To a bird’s-eye view of the country the physical scheme is exceedingly simple—a great plateau filling the interior, a belt of lowland bordering the Indian Ocean and one principal mountain range between the two.

Geologically considered, the oldest formation is found in the northern part of the tableland and toward the northeastern end of the Quathlamba [[263]]Mountains. The principal formations in this region are granite and gneiss, believed to be of great antiquity—probably of the same age as the Laurentian formations in America. The rocks of the Karoo district are not so ancient. There are no traces anywhere in South Africa of late volcanic action, nor has any active volcano been discovered there; but eruptive rocks of ancient date—porphyries and greenstones—are found overlying the sedimentary deposits in the Karoo district and in the mountain systems of Basutoland and the Orange Free State.

The African coast is notably poor in harbors. There is no haven between Cape Town and Durban. From Durban to the Zambesi there are but two good ports—that of Delagoa Bay and Beira. With the exception of Saldanha Bay, twenty miles north of Cape Town, the western coast, for a thousand miles, has no harbor.

The temperature in Southern Africa is much lower than the latitude would lead one to expect. This is accounted for by the fact that there is a vast preponderance of water in the southern hemisphere, which has the effect of giving a cooler temperature than prevails in a corresponding northern latitude. The difference in both heat and cold represents over two degrees of difference [[264]]in latitude. Thus, Cape Town, 34° S., has a lower temperature in both summer and winter than Gibraltar and Aleppo, in 36° N. Nevertheless, the thermometer registers high in some parts of South Africa. Even at Durban, in latitude 30° S., the heat is often severe, and the northern part of the Transvaal and the British territories to the north of it lie within the Tropic of Capricorn. The mean temperature in South Africa proper is 70° Fahrenheit in January and 80° in July.

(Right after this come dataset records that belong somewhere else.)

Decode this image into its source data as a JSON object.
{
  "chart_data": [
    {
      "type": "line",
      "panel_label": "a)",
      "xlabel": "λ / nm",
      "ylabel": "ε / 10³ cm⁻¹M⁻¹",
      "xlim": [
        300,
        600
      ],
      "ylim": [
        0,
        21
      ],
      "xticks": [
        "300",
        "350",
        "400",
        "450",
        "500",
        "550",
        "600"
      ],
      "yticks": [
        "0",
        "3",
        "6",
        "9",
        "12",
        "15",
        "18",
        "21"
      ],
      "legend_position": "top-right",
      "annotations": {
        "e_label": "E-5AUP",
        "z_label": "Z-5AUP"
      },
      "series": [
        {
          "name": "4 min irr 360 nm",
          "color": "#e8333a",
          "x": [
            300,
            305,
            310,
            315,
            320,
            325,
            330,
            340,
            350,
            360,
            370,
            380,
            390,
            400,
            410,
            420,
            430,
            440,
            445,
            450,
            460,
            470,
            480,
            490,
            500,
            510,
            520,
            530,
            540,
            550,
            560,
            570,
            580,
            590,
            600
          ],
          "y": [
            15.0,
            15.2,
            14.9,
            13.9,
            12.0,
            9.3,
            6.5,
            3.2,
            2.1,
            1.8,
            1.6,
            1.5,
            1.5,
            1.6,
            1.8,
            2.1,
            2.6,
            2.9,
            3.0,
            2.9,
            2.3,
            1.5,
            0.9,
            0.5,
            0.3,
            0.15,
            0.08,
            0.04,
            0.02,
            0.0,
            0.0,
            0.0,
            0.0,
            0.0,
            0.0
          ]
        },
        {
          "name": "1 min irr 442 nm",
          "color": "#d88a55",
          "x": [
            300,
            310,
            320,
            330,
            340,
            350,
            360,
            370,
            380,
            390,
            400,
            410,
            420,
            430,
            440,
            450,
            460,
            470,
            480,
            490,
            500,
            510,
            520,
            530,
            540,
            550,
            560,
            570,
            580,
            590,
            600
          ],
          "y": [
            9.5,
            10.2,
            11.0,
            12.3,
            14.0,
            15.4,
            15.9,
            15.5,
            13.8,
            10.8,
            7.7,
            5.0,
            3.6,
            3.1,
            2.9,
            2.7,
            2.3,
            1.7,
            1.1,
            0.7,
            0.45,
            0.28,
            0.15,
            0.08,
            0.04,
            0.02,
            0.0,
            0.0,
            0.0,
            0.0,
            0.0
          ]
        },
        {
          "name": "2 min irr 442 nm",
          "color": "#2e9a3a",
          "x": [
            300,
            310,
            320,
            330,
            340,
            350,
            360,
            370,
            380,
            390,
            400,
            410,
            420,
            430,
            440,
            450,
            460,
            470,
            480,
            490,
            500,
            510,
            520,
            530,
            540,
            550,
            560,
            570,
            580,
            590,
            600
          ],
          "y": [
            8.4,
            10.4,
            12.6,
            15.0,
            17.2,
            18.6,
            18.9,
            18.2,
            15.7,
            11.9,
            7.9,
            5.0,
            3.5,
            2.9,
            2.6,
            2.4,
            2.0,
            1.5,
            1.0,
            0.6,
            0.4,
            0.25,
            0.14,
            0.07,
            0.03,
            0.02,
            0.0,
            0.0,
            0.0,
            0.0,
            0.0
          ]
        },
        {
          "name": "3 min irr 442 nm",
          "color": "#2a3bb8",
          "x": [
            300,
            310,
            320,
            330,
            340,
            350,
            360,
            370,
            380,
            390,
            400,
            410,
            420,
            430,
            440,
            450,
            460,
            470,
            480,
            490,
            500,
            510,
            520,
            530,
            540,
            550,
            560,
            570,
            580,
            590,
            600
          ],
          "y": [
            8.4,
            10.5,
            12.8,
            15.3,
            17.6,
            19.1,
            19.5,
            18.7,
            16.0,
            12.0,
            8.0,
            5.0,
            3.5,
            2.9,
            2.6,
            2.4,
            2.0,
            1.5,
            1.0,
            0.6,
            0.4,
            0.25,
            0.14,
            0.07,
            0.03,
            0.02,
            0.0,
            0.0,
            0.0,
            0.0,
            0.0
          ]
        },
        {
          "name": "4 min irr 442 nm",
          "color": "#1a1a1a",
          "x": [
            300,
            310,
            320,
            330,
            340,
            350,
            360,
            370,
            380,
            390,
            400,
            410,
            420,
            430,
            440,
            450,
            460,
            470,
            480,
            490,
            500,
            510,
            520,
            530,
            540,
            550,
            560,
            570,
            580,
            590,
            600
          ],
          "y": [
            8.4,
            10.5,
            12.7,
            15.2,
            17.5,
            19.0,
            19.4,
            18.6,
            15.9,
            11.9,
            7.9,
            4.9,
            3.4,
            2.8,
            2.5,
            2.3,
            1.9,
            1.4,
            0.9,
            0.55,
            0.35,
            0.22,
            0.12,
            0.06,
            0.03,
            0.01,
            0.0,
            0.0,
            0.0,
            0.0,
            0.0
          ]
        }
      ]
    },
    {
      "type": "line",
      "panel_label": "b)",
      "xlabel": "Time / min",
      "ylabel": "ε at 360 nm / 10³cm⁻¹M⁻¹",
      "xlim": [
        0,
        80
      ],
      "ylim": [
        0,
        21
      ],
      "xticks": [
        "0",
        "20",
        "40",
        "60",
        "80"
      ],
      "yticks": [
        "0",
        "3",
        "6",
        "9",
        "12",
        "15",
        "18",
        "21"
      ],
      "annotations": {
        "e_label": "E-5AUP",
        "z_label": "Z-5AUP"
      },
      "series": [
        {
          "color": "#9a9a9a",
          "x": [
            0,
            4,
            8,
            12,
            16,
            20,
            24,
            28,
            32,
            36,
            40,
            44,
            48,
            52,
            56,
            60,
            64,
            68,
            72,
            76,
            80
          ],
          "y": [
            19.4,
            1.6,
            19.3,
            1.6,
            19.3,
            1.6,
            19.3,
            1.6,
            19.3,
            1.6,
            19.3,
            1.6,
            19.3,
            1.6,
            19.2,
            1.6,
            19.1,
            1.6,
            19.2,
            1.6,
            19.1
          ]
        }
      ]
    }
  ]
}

Over most of the country the climate is exceptionally dry. In the region of Cape Colony there are well-defined summer and winter; but in the rest of South Africa for about two-thirds of the year there is only a dry season, when the weather is cooler, and a wet season of four or five months, when the sun is the highest and the heat is most intense. The rainy season is not so continuous, nor is there so great a precipitation, as in some other hot countries. In the parts where the rainfall is heaviest, averaging over thirty inches in the year, the moisture soon disappears by evaporation and absorption, and the surface remains parched till the next wet season. As a consequence of this the air is generally dry, clear and stimulating.

CATTLE ON THE VAAL RIVER.

[[265]]

It is interesting to note the effect upon climate of the physical structure described above. The prevailing and rain-bringing winds are from the east and the southeast. They bring sufficient moisture to the low plain along the sea coast, and passing inland the rain-bearing clouds water the foothills of the Quathlamba Mountains and precipitate snow on the loftier peaks beyond them. A portion of the moisture is carried still farther to the west and falls in showers on the eastern part of the plateau—the Transvaal, the Orange Free State, the eastern border of Bechuanaland and the region northward toward the Zambesi. Sections farther to the north and west receive but little of the annual rainfall, ranging from five to ten inches in the year. That little is soon dissipated, the surface becomes dry and hard, and such vegetation as springs up under the brief showers soon dies. Much of this region is a desert, and so must remain until more and more continuous moisture is supplied, either by artificial irrigation or by some favorable change in natural conditions.

From these permanent physical features—the lowlands along the coast, the elevated plateau in the interior, the mountain range running between them, a burning sun and a dry atmosphere[[266]]—have developed many of the other natural phenomena of South Africa.